Department of Microbiology and Immunology, Louisiana State University Health Sciences Center, Shreveport, LA, United States.
Division of Geriatrics and Nutritional Science, Washington University School of Medicine, St. Louis, MO, United States.
Atherosclerosis. 2021 Aug;330:76-84. doi: 10.1016/j.atherosclerosis.2021.06.927. Epub 2021 Jul 1.
Atherosclerosis is the most prominent underlying cause of cardiovascular disease (CVD). It is initiated by cholesterol deposition in the arterial intima, which causes macrophage recruitment and proinflammatory responses that promote plaque growth, necrotic core formation, and plaque rupture. Lipin-1 is a phosphatidic acid phosphohydrolase for glycerolipid synthesis. We have shown that lipin-1 phosphatase activity promotes macrophage pro-inflammatory responses when stimulated with modified low-density lipoprotein (modLDL) and accelerates atherosclerosis. Lipin-1 also independently acts as a transcriptional co-regulator where it enhances the expression of genes involved in β-oxidation. In hepatocytes and adipocytes, lipin-1 augments the activity of transcription factors such as peroxisome proliferator-activated receptor (PPARs). PPARs control the expression of anti-inflammatory genes in macrophages and slow or reduce atherosclerotic progression. Therefore, we hypothesize myeloid-derived lipin-1 transcriptional co-regulatory activity reduces atherosclerosis.
We used myeloid-derived lipin-1 knockout (lipin-1mKO) and littermate control mice and AAV8-PCSK9 along with high-fat diet to elicit atherosclerosis.
Lipin-1mKO mice had larger aortic root plaques than littermate control mice after 8 and 12 weeks of a high-fat diet. Lipin-1mKO mice also had increased serum proinflammatory cytokine concentrations, reduced apoptosis in plaques, and larger necrotic cores in the plaques compared to control mice.
Combined, the data suggest lipin-1 transcriptional co-regulatory activity in myeloid cells is atheroprotective.

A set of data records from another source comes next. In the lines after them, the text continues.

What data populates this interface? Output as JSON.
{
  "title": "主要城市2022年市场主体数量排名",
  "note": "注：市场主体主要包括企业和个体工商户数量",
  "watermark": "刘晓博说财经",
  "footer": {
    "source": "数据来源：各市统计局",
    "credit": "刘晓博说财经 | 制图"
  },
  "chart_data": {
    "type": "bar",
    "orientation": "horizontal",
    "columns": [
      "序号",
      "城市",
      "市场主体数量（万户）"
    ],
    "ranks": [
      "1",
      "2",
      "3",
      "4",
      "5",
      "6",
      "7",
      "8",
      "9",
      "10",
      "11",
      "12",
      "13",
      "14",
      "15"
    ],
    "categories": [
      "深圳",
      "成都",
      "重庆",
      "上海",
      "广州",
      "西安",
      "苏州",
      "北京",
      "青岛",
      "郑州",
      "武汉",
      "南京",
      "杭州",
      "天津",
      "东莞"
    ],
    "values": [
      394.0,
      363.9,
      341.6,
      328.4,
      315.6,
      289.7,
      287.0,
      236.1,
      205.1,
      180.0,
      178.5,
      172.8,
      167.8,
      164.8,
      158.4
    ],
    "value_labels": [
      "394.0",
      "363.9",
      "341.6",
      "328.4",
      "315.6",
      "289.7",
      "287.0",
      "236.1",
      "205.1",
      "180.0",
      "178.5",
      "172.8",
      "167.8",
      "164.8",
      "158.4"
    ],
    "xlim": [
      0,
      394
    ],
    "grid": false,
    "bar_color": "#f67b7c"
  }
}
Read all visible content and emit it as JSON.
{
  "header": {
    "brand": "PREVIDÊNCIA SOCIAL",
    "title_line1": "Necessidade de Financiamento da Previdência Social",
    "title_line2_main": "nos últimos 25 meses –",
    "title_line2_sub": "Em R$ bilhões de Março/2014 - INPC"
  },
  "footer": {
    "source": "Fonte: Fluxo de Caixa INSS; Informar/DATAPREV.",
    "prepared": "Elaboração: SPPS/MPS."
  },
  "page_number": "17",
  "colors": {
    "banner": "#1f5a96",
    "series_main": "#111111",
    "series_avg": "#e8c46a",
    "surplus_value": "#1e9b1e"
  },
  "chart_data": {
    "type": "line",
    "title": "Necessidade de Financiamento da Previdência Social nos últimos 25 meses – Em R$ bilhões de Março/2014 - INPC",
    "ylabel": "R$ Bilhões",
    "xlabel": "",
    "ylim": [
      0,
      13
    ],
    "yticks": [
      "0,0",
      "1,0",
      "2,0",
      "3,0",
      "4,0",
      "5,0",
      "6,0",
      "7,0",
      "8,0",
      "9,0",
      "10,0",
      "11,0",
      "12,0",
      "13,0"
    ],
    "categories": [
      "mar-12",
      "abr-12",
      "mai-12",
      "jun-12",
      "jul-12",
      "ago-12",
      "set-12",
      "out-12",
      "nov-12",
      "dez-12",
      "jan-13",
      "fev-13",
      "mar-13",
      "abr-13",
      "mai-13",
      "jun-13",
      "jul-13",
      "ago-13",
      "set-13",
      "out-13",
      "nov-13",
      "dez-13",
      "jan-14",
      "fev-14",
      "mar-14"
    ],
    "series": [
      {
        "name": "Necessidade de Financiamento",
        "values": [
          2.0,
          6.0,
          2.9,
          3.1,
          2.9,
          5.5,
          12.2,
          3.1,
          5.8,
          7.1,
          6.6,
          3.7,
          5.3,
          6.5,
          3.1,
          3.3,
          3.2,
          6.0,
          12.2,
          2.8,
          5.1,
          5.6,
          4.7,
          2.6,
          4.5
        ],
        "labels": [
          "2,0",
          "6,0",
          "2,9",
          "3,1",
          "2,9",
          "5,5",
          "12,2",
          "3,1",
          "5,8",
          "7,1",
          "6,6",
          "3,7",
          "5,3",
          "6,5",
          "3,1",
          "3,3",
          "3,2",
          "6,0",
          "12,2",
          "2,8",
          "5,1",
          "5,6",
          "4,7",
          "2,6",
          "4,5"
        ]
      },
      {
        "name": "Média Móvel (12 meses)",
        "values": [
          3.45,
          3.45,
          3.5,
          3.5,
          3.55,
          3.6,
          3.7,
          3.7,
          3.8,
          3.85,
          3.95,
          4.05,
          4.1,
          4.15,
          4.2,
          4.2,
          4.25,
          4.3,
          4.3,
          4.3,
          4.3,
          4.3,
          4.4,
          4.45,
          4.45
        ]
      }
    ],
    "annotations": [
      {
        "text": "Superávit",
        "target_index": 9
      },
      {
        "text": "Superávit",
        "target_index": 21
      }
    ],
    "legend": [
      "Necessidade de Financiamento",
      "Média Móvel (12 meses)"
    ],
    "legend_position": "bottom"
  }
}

动脉粥样硬化是心血管疾病(CVD)最突出的潜在病因。它是由胆固醇在动脉内膜中的沉积引起的,导致巨噬细胞募集和促炎反应,促进斑块生长、坏死核心形成和斑块破裂。脂磷肌醇-1 是甘油磷脂合成的磷酸脂酶。我们已经表明,脂磷肌醇-1 磷酸酶活性在受到修饰的低密度脂蛋白(modLDL)刺激时促进巨噬细胞的促炎反应,并加速动脉粥样硬化。脂磷肌醇-1 还可以作为转录共调节剂独立发挥作用,增强涉及β-氧化的基因的表达。在肝细胞和脂肪细胞中,脂磷肌醇-1 增强转录因子如过氧化物酶体增殖物激活受体(PPARs)的活性。PPARs 控制巨噬细胞中抗炎基因的表达,减缓或减少动脉粥样硬化的进展。因此,我们假设髓样细胞来源的脂磷肌醇-1 转录共调节活性可减少动脉粥样硬化。
我们使用髓样细胞来源的脂磷肌醇-1 敲除(lipin-1mKO)和同窝对照小鼠以及 AAV8-PCSK9 联合高脂肪饮食来引发动脉粥样硬化。
高脂饮食 8 周和 12 周后,lipin-1mKO 小鼠的主动脉根部斑块比同窝对照小鼠大。lipin-1mKO 小鼠的血清促炎细胞因子浓度升高,斑块中的细胞凋亡减少,斑块中的坏死核心更大。
综合数据表明,髓样细胞中的脂磷肌醇-1 转录共调节活性具有抗动脉粥样硬化作用。